La certeza me llega siempre en los peores momentos: la única forma que tengo de sobrevivirme es escribiendo. Desde pequeño hasta ahora, apenas hace falta barrer un poco para encontrar la línea recta que conecta ambas edades, ambos tiempos. Y es una línea recta hecha de tinta y de palabras y de páginas, todo extendido sobre la línea, la línea convertida en un altar. ¿Un altar? Sí, supongo que a todo eso —a simplemento eso— me entrego para seguir adelante con fe absoluta. Lo hice desde pequeño; escribir como cura, como principal remedio para mantener la salud mental, la mínima cordura.
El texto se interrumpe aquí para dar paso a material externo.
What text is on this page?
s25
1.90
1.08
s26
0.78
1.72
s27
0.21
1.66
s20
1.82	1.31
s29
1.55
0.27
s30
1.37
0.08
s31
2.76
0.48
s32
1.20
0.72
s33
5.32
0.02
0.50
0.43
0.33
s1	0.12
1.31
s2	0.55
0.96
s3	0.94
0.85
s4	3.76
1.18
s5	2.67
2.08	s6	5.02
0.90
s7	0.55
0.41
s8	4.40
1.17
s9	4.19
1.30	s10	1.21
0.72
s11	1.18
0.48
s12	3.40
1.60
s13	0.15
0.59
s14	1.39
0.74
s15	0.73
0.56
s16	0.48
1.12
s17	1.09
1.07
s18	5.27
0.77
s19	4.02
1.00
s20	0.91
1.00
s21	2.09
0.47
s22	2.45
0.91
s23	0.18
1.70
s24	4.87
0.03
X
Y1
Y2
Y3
Escribir, por ejemplo, para combatir los cansancios diarios. No sé si es justo decir que solo escribiendo encuentro ese momento de echar el ancla, aspirar, mirar alrededor, mirarse adentro; bajarse la cremallera de las entrañas y asomar los ojos, toda la mirada, sin miedo a empaparse de líquidos propios. Solo escribiendo me puedo hacer un ovillo y pensar, y entenderme, y descansar. Descansar… a veces suena raro, a veces suena distante. ¡Descansar en lo mental, y no solo en lo físico! Pienso: no hay otra forma de entender la escritura que no sea como una herramienta para el descanso.
Lo he notado en estos largos períodos sin escribir ficción: cómo el cuerpo se me tensa, la mente se me enrabieta, el espíritu se me eriza, y el proceso de enajenación siempre termina aquí. Es decir, ante la hoja en blanco del documento de texto, la extensión infinita del blog digital, el desahogo de las teclas que se van atracando de tanto usarlas. El proceso termina ante el acto artesano de escribir sin rumbo, ante la estatua fuerte, de piedra, o de mármol, o de bronce, donde me apoyo y respiro y pienso, miro, entiendo, cojo fuerzas.